その1・・・政治はトイレだ!
                                                                                           
 

−政治はトイレみたいなもの(汚くてあたりまえ)−


 随分以前から政治不信ということが言われています。
 特に東大阪市は前市長の汚職事件で全国的に有名になってしまいました。旅行先で「どちらからお越しですか」と尋ねられて口ごもり「大阪の東の方です」なんて応えた方も多いと聞きます。
 たしかに政治の世界は決してきれいなものとは言えません。

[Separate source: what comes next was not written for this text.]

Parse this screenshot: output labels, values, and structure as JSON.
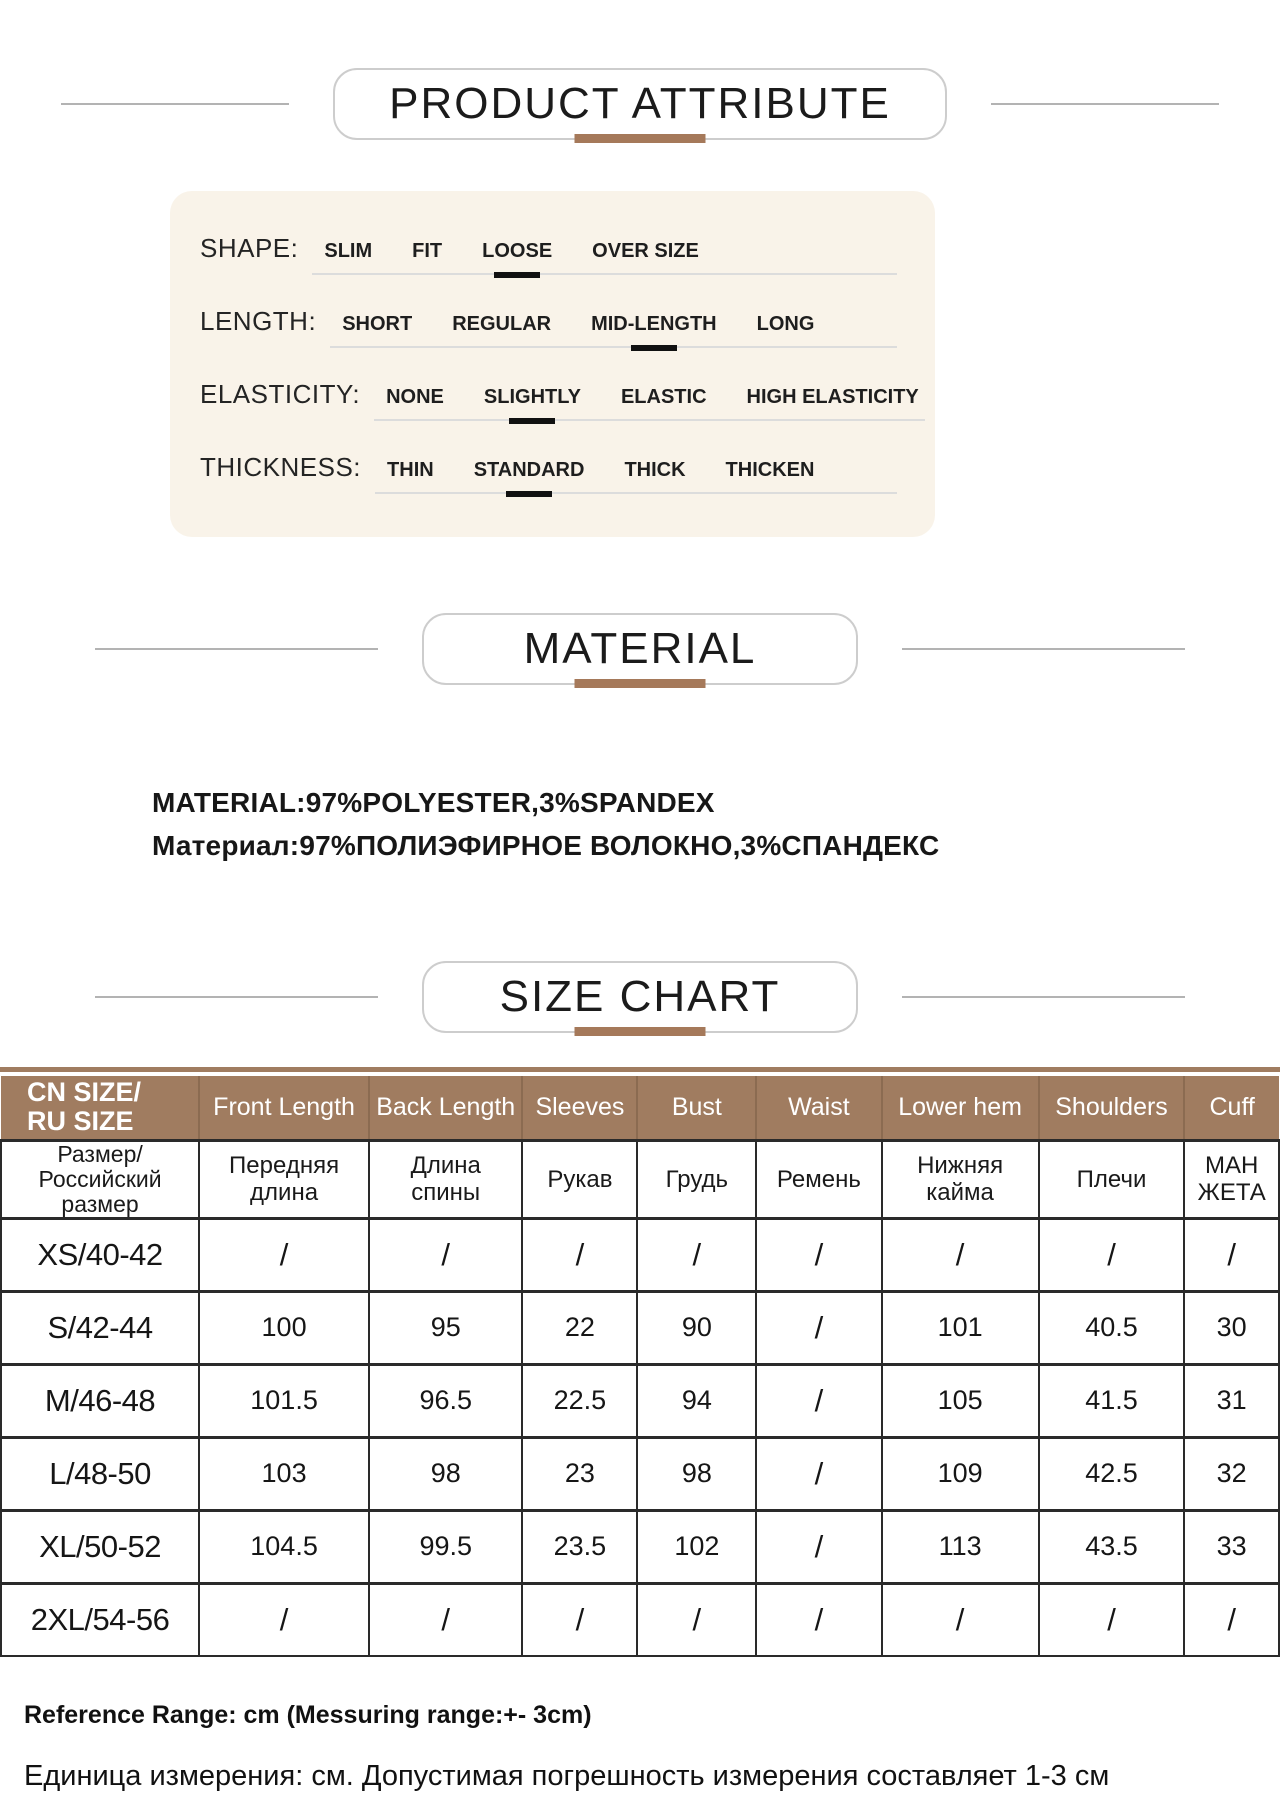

大勢のそして多種多様な人間の要求や欲望を調整するのが政治の役目ですから、そこには最初からドロドロしたものがあります。
私は常々政治は、家の中で言えばトイレみたいなものだと思っています。最近では水洗化が進みトイレもおしゃれで清潔な場所になっていますが、私が子どもの頃、昭和40年代はどこの家でもトイレは家の隅にあって薄暗く、きれいな所とは言えませんでした。そもそも不浄と言うぐらいですから。
 亡くなった私の祖母は明治生まれの人間で、「その家の掃除が本当に行き届いているかどうかはトイレを見れば分かる」と言ってはいつもせっせとトイレ掃除をしていました。おかげで、我が家のトイレは快適なものでした。

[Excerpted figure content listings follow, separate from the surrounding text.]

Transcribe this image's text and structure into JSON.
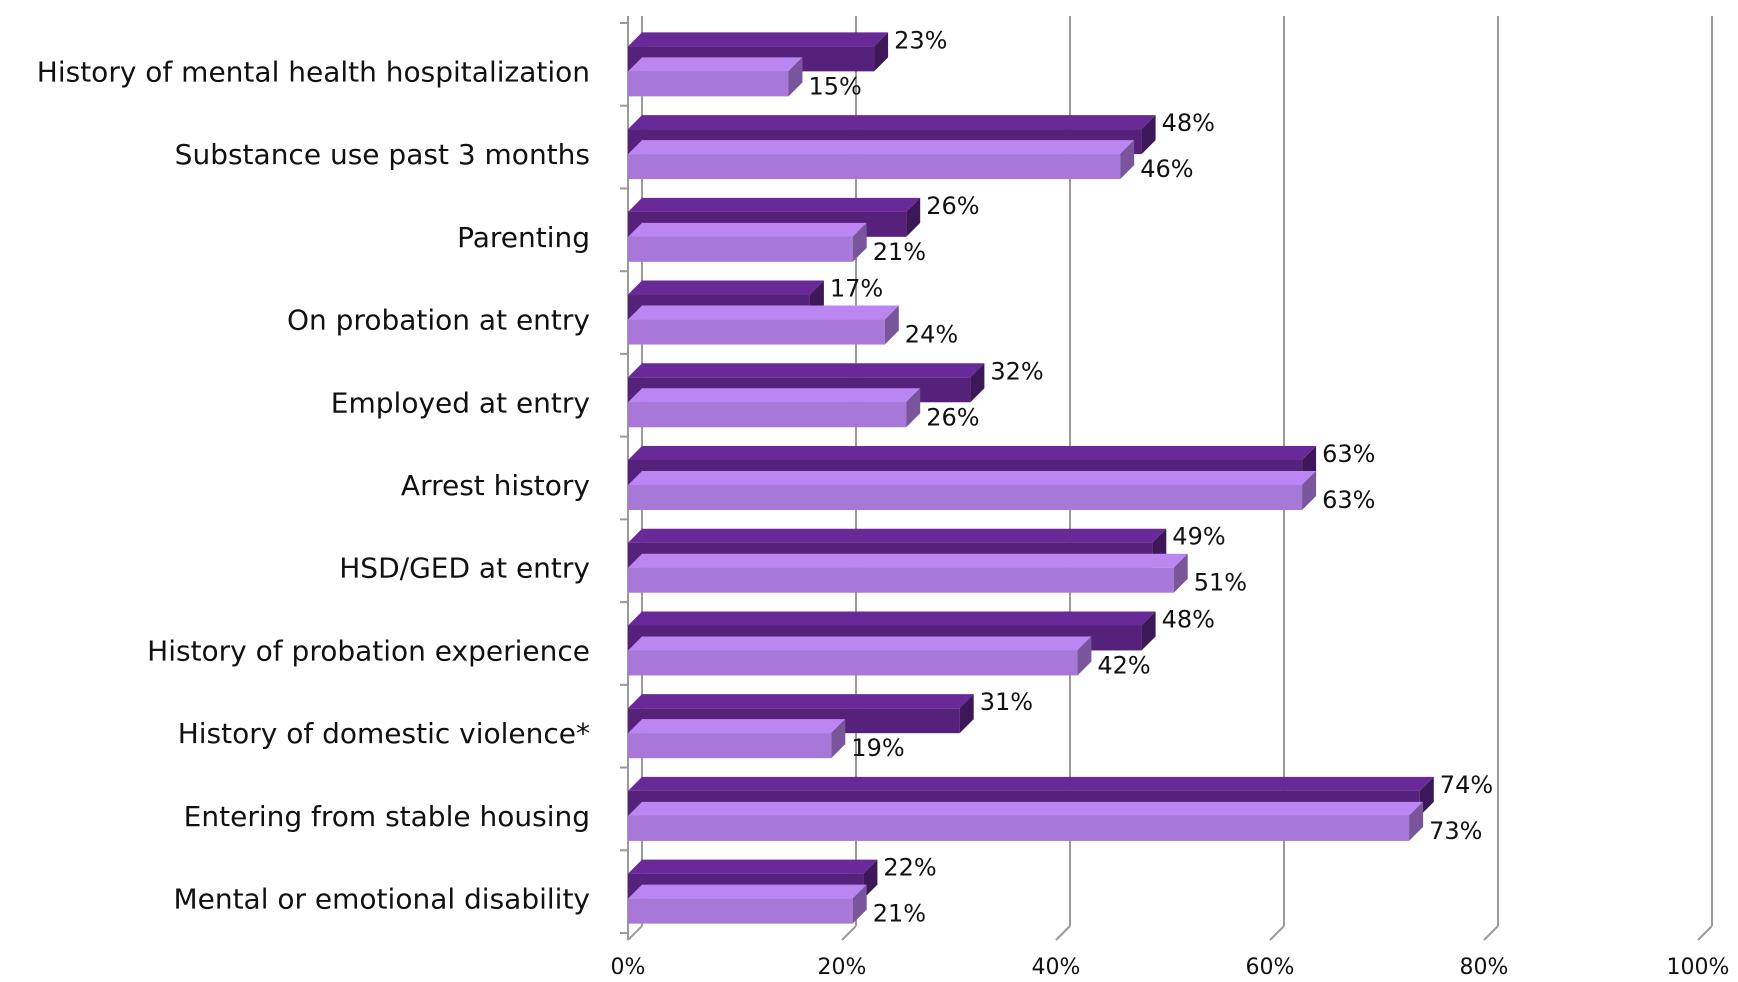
{
  "chart_data": {
    "type": "bar",
    "orientation": "horizontal",
    "style": "3d-clustered",
    "categories": [
      "History of mental health hospitalization",
      "Substance use past 3 months",
      "Parenting",
      "On probation at entry",
      "Employed at entry",
      "Arrest history",
      "HSD/GED at entry",
      "History of probation experience",
      "History of domestic violence*",
      "Entering from stable housing",
      "Mental or emotional disability"
    ],
    "series": [
      {
        "color": "#55217a",
        "values": [
          23,
          48,
          26,
          17,
          32,
          63,
          49,
          48,
          31,
          74,
          22
        ],
        "labels": [
          "23%",
          "48%",
          "26%",
          "17%",
          "32%",
          "63%",
          "49%",
          "48%",
          "31%",
          "74%",
          "22%"
        ]
      },
      {
        "color": "#a878d8",
        "values": [
          15,
          46,
          21,
          24,
          26,
          63,
          51,
          42,
          19,
          73,
          21
        ],
        "labels": [
          "15%",
          "46%",
          "21%",
          "24%",
          "26%",
          "63%",
          "51%",
          "42%",
          "19%",
          "73%",
          "21%"
        ]
      }
    ],
    "xlim": [
      0,
      100
    ],
    "xticks": [
      "0%",
      "20%",
      "40%",
      "60%",
      "80%",
      "100%"
    ],
    "grid": true,
    "legend": "none"
  }
}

 トイレが汚いからと言ってだれも掃除をする者がなければ、ますます汚いものになってしまいます。さらに困ったことには、汚いからと言って近寄らなくても済むのならそれでもいいのですが、やはり日に少なくても2〜3度は行かねばならないところです。

−だから掃除が必要なんです−


 政治の世界も全く同じで、元々ドロドロした汚いものだからこそ、マメに掃除をし、窓を開けて空気を入れ換えるといったことをしなければ、ますます汚れていきます。また、トイレほど必要を痛感しませんが、それでも朝おきてから寝るまで、また生まれてから死ぬまでの間、政治は私たちの暮らしに密接に影響を与えるものですから、放ってはおけません。とりわけ、地方政治は最も私たちの身近にある政治です。

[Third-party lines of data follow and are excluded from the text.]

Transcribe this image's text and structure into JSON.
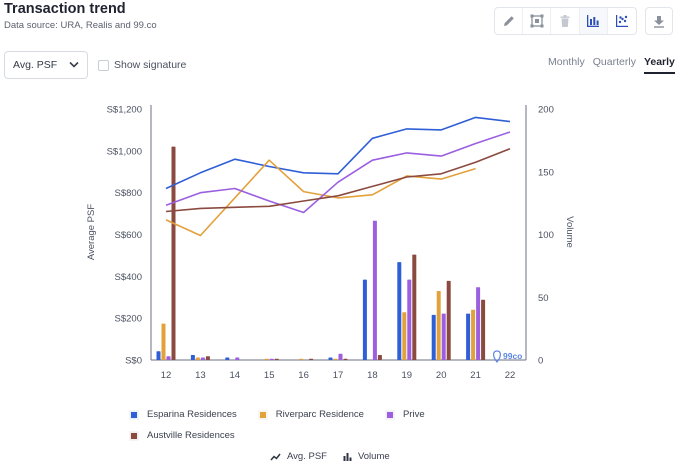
{
  "header": {
    "title": "Transaction trend",
    "subtitle": "Data source: URA, Realis and 99.co"
  },
  "toolbar": {
    "tools": [
      "pencil-icon",
      "select-area-icon",
      "trash-icon",
      "bar-chart-icon",
      "scatter-plot-icon"
    ],
    "active_tool": "bar-chart-icon",
    "download": "download-icon"
  },
  "controls": {
    "metric_selected": "Avg. PSF",
    "signature_label": "Show signature",
    "signature_checked": false,
    "periods": [
      "Monthly",
      "Quarterly",
      "Yearly"
    ],
    "period_selected": "Yearly"
  },
  "chart_data": {
    "type": "bar",
    "combo": "bars show volume, lines show average PSF",
    "categories": [
      "12",
      "13",
      "14",
      "15",
      "16",
      "17",
      "18",
      "19",
      "20",
      "21",
      "22"
    ],
    "y_left": {
      "label": "Average PSF",
      "ticks": [
        "S$0",
        "S$200",
        "S$400",
        "S$600",
        "S$800",
        "S$1,000",
        "S$1,200"
      ],
      "range": [
        0,
        1200
      ]
    },
    "y_right": {
      "label": "Volume",
      "ticks": [
        "0",
        "50",
        "100",
        "150",
        "200"
      ],
      "range": [
        0,
        200
      ]
    },
    "grid": false,
    "legend_position": "bottom",
    "watermark": "99co",
    "series": [
      {
        "name": "Esparina Residences",
        "color": "#2f5fd6",
        "volume": [
          7,
          4,
          2,
          0,
          0,
          2,
          64,
          78,
          36,
          37,
          null
        ],
        "avg_psf": [
          820,
          895,
          960,
          925,
          895,
          890,
          1060,
          1105,
          1100,
          1160,
          1140
        ]
      },
      {
        "name": "Riverparc Residence",
        "color": "#e3a13b",
        "volume": [
          29,
          2,
          0,
          1,
          1,
          1,
          0,
          38,
          55,
          40,
          null
        ],
        "avg_psf": [
          670,
          595,
          775,
          955,
          805,
          775,
          790,
          880,
          865,
          915,
          null
        ]
      },
      {
        "name": "Prive",
        "color": "#9b5fe0",
        "volume": [
          3,
          2,
          2,
          1,
          0,
          5,
          111,
          64,
          37,
          58,
          null
        ],
        "avg_psf": [
          740,
          800,
          820,
          760,
          705,
          850,
          955,
          990,
          975,
          1035,
          1090
        ]
      },
      {
        "name": "Austville Residences",
        "color": "#8b4a3f",
        "volume": [
          170,
          3,
          0,
          1,
          1,
          1,
          4,
          84,
          63,
          48,
          null
        ],
        "avg_psf": [
          710,
          725,
          730,
          735,
          760,
          785,
          830,
          875,
          890,
          945,
          1010
        ]
      }
    ]
  },
  "view_mode": {
    "options": [
      {
        "label": "Avg. PSF",
        "icon": "trend-line-icon"
      },
      {
        "label": "Volume",
        "icon": "bar-volume-icon"
      }
    ]
  }
}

 住という字は人が主と書きますが、住居の一番汚いところの掃除が主の責任であるのと同様に、社会の一番汚いところの掃除は社会の主の責任です。政治家は選挙の時には「住民が主人公」といいますが、選挙の時だけではなく、選挙から選挙の間が大切なんですね。「社会の主人公」というのは政治家にしてもらう者ではなくて、住民が自分たちの努力でなっていく者だと思います。
「家(ウチ)のトイレは汚くてどうしようもない」と嘆いて何もしないでいる人はまずいないでしょう。政治はトイレです。いざ使うときに汚くて近寄りもできないものにしないために、少しだけ時間を作ってマメに掃除をしておきましょう。